Shirley and Barry, around the time of the move to Burlingame.

The action in
The Road Through the Wall
, set in 1936 in the fictional town of Cabrillo, California, takes place on Pepper Street, which happens to have been the name of one of the streets intersecting the Jacksons’ block of Forest View Road (its name was later changed to Newhall). Cortez Avenue, which also figures in the novel, was a few blocks away. And the estate behind the wall, one of the novel’s key symbols, was almost certainly modeled on La Dolphine, which was subdivided in 1940—around the same time as the estate in the novel is. In her notes for
The Road Through the Wall
, Jackson wrote out character sketches for each of the families and included, in parentheses, the names of their real-world models. She even mapped out the houses on her fictionalized Pepper Street, depicting them directly adjacent to one another—just as close as they were in reality.
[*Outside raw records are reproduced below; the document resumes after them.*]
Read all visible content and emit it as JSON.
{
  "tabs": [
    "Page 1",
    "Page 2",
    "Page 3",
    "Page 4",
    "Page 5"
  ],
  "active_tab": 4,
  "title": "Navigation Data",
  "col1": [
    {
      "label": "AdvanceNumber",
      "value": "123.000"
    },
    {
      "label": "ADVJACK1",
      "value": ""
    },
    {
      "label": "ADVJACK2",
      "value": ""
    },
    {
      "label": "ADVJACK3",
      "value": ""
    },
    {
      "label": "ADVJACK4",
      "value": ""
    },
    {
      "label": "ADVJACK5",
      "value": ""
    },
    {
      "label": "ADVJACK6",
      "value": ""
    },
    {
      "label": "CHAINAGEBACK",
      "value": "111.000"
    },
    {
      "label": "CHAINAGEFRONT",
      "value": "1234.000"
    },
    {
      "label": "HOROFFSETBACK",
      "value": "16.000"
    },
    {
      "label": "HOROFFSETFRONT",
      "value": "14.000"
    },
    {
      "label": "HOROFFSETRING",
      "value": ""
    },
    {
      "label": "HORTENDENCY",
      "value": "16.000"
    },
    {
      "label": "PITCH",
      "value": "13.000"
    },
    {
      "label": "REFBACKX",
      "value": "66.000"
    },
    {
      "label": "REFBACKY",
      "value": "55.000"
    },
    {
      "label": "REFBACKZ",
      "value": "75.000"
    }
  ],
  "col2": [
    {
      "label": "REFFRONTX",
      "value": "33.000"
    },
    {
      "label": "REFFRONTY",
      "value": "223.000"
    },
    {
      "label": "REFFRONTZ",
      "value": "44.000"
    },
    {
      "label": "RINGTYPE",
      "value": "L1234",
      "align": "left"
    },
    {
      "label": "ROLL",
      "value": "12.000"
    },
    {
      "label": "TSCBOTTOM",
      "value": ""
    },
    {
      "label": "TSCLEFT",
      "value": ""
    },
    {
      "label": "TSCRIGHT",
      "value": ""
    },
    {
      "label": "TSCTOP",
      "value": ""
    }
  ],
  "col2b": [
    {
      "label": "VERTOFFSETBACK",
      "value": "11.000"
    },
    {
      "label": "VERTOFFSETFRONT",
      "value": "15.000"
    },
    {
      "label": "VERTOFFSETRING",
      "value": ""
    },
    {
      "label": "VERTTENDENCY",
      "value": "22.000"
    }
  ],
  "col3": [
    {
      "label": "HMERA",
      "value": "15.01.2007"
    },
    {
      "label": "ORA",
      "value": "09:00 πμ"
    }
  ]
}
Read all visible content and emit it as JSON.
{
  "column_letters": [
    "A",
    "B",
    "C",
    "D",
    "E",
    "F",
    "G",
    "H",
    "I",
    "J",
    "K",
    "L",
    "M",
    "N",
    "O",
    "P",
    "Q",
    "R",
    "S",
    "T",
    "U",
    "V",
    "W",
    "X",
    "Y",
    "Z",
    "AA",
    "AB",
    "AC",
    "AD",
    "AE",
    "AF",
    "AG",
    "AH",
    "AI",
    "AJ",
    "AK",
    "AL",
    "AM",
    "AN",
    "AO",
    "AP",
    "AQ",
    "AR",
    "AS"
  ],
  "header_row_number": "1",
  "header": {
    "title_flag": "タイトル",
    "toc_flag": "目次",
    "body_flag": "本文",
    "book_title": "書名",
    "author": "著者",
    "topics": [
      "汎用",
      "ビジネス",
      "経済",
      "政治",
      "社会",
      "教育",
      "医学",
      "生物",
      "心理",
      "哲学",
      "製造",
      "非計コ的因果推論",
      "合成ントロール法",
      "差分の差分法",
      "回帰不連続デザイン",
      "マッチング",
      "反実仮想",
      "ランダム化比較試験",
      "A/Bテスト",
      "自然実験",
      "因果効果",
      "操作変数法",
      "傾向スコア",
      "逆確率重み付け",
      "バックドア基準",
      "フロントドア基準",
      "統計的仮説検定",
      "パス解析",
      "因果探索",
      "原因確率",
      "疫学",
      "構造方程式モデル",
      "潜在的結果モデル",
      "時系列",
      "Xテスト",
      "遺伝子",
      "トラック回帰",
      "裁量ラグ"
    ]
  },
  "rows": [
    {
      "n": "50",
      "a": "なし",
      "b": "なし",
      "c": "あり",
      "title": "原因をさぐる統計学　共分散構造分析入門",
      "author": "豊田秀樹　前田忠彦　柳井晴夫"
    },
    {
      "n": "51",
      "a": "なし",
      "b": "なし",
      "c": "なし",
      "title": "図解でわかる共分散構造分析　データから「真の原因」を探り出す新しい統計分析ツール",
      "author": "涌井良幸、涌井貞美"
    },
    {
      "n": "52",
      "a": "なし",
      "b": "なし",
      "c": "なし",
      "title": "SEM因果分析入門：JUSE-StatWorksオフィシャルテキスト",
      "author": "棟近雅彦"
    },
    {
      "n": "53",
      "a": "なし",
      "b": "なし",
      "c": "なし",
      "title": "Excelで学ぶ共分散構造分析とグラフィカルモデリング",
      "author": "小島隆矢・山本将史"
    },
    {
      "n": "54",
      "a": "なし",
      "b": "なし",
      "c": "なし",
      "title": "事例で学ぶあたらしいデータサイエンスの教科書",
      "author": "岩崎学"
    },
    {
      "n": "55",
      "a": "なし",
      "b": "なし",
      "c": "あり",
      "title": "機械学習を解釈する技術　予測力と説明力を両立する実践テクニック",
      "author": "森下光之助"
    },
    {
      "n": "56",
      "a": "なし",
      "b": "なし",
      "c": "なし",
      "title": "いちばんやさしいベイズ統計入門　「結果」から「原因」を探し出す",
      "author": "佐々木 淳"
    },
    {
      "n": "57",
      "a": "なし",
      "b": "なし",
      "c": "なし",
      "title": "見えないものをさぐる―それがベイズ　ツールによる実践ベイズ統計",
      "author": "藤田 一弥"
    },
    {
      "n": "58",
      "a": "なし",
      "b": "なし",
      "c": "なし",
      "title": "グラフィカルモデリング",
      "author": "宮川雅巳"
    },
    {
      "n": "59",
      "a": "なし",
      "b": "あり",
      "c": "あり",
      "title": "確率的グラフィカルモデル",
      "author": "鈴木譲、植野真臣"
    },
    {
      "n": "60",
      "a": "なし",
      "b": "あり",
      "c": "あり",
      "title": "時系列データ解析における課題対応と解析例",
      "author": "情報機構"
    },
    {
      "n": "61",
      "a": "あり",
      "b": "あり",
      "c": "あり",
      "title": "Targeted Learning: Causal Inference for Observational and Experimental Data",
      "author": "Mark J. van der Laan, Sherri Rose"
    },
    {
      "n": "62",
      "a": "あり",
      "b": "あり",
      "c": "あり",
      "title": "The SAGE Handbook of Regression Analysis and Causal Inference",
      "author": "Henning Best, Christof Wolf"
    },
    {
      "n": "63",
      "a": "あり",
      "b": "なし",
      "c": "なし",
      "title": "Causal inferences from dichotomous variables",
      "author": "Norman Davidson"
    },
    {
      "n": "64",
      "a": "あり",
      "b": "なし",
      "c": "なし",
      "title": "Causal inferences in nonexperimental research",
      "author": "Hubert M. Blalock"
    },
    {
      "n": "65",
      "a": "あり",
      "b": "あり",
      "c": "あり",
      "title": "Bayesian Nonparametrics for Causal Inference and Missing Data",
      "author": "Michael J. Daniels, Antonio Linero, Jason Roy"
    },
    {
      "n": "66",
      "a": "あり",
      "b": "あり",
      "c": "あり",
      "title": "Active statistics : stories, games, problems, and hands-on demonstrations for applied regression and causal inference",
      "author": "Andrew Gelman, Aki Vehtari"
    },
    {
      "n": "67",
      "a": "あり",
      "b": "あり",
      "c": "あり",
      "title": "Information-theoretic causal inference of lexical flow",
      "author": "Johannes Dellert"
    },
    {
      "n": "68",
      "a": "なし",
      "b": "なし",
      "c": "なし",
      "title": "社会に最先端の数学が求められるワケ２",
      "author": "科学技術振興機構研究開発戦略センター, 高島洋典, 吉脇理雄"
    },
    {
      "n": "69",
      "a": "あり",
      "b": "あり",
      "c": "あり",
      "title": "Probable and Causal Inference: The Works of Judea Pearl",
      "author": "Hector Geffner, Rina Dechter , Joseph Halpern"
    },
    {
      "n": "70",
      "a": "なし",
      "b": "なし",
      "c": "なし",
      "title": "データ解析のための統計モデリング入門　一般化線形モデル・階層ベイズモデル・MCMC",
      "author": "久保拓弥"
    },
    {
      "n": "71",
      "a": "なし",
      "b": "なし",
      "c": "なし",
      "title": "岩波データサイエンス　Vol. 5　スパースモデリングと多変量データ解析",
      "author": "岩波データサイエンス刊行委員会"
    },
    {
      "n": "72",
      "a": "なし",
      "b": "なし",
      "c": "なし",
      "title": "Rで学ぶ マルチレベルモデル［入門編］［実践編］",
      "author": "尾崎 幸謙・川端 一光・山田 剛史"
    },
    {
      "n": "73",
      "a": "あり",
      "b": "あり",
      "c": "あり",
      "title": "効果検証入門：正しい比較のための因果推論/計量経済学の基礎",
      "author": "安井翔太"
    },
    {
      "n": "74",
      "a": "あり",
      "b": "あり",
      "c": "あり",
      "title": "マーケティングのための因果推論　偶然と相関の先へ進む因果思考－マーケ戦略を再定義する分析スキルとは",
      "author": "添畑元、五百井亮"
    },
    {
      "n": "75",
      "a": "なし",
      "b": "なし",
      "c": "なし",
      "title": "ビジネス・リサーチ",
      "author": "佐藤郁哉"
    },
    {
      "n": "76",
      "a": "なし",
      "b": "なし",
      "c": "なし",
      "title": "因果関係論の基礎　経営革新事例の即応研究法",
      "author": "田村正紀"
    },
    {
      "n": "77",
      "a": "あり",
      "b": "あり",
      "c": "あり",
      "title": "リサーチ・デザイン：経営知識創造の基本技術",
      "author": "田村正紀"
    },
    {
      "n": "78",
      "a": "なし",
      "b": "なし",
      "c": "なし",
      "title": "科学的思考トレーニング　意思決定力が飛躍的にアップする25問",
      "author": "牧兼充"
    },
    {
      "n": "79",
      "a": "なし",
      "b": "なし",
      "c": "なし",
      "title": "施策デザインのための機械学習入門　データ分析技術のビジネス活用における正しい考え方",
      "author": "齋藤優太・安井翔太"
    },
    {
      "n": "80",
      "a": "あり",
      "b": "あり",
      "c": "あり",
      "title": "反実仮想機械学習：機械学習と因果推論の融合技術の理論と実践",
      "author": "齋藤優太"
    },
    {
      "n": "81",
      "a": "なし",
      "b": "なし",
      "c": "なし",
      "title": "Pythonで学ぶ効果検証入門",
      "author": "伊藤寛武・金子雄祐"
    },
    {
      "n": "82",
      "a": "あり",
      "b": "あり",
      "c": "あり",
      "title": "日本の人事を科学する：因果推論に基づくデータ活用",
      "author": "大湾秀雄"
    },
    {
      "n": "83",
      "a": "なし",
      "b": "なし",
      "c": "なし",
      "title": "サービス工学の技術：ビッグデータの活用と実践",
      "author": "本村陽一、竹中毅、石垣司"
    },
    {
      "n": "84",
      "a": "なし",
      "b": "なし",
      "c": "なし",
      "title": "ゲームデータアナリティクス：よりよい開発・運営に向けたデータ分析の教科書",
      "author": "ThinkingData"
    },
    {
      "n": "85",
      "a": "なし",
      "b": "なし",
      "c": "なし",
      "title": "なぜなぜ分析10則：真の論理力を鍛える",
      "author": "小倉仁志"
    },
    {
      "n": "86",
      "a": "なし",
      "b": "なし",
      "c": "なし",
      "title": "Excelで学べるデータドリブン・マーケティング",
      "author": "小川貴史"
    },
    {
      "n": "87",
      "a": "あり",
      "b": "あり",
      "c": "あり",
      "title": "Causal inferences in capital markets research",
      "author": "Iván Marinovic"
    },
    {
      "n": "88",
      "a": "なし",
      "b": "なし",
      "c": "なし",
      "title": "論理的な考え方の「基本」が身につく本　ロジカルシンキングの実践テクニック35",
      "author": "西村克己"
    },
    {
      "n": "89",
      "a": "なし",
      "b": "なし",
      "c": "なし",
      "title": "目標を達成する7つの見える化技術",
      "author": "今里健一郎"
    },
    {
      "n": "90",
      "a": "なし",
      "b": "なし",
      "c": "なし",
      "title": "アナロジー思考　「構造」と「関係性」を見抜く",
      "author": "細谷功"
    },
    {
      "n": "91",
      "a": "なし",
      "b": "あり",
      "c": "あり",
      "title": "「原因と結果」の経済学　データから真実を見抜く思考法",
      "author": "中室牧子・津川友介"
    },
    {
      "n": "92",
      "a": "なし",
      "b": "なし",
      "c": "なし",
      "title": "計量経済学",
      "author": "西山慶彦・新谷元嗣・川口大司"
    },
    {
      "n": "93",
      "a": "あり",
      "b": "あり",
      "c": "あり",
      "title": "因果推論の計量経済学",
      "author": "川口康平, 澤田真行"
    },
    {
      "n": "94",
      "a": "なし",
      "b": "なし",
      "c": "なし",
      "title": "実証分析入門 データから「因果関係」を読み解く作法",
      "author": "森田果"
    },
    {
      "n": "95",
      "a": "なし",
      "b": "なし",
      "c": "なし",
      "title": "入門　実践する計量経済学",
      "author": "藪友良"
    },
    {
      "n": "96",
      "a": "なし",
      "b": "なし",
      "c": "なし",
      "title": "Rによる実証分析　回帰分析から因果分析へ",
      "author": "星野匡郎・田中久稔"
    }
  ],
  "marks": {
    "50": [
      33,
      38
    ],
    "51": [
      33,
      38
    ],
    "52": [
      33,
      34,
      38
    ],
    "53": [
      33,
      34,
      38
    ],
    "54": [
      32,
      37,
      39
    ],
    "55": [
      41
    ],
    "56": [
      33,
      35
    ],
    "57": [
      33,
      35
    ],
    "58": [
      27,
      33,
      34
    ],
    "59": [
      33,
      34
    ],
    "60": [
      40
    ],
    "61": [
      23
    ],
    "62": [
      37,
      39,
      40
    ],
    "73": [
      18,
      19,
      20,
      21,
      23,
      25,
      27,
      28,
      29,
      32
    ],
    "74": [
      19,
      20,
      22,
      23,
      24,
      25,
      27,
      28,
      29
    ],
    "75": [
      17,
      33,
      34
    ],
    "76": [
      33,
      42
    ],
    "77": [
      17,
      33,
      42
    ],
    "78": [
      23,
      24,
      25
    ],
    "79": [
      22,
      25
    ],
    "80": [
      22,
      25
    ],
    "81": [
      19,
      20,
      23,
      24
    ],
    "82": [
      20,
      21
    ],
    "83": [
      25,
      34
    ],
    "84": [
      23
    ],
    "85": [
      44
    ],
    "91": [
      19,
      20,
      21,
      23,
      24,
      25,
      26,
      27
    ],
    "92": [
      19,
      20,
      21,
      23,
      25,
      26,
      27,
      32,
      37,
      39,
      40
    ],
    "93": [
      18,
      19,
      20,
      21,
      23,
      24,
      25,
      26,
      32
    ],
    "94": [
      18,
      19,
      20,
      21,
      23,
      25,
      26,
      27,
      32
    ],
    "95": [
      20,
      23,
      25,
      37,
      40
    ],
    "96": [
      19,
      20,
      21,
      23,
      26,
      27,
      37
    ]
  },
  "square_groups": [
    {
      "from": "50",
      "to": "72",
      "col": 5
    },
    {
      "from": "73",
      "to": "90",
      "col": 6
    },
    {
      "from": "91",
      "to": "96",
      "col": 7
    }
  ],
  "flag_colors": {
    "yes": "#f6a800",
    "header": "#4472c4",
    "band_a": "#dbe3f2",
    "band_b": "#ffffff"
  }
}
As faithfully as Jackson followed the physical contours of the neighborhood, her novel’s plot boldly clashes with the official version of Burlingame as a town of cheerful families living in tasteful homes. Only in “The Lottery” can a less appealing set of neighbors be found in Jackson’s fiction. “The weather falls more gently on some places than on others, the world looks down more paternally on some people,” she wrote in its richly ironic opening lines. “Some spots are proverbially warm, and keep, through falling snow, their untarnished reputations as summer resorts; some people are automatically above suspicion.” Of course, in Jackson’s work no one is ever above suspicion. An uncommonly close observer even as a child, she had reason to speculate that beneath the sunny surfaces of her neighbors’ lives lay darker secrets: infidelity, racial and ethnic prejudice, basic cruelty. The novel’s children—Jackson’s
peers—are treated with at least as much gravity as the adults, whom they easily equal in connivance and brutality. Harriet Merriam, an outsider who is clearly a stand-in for Shirley, commits cruelties in order to fit in with the other children on the block. One girl is mentally disabled, and several of the children manipulate her into buying them fancy presents. Marilyn, the only Jewish child, is mocked for not celebrating Christmas. The petty crimes and misdemeanors accelerate to the crisis at the novel’s conclusion, in which a child is brutally murdered while the adults engage in drunken antics at a garden party.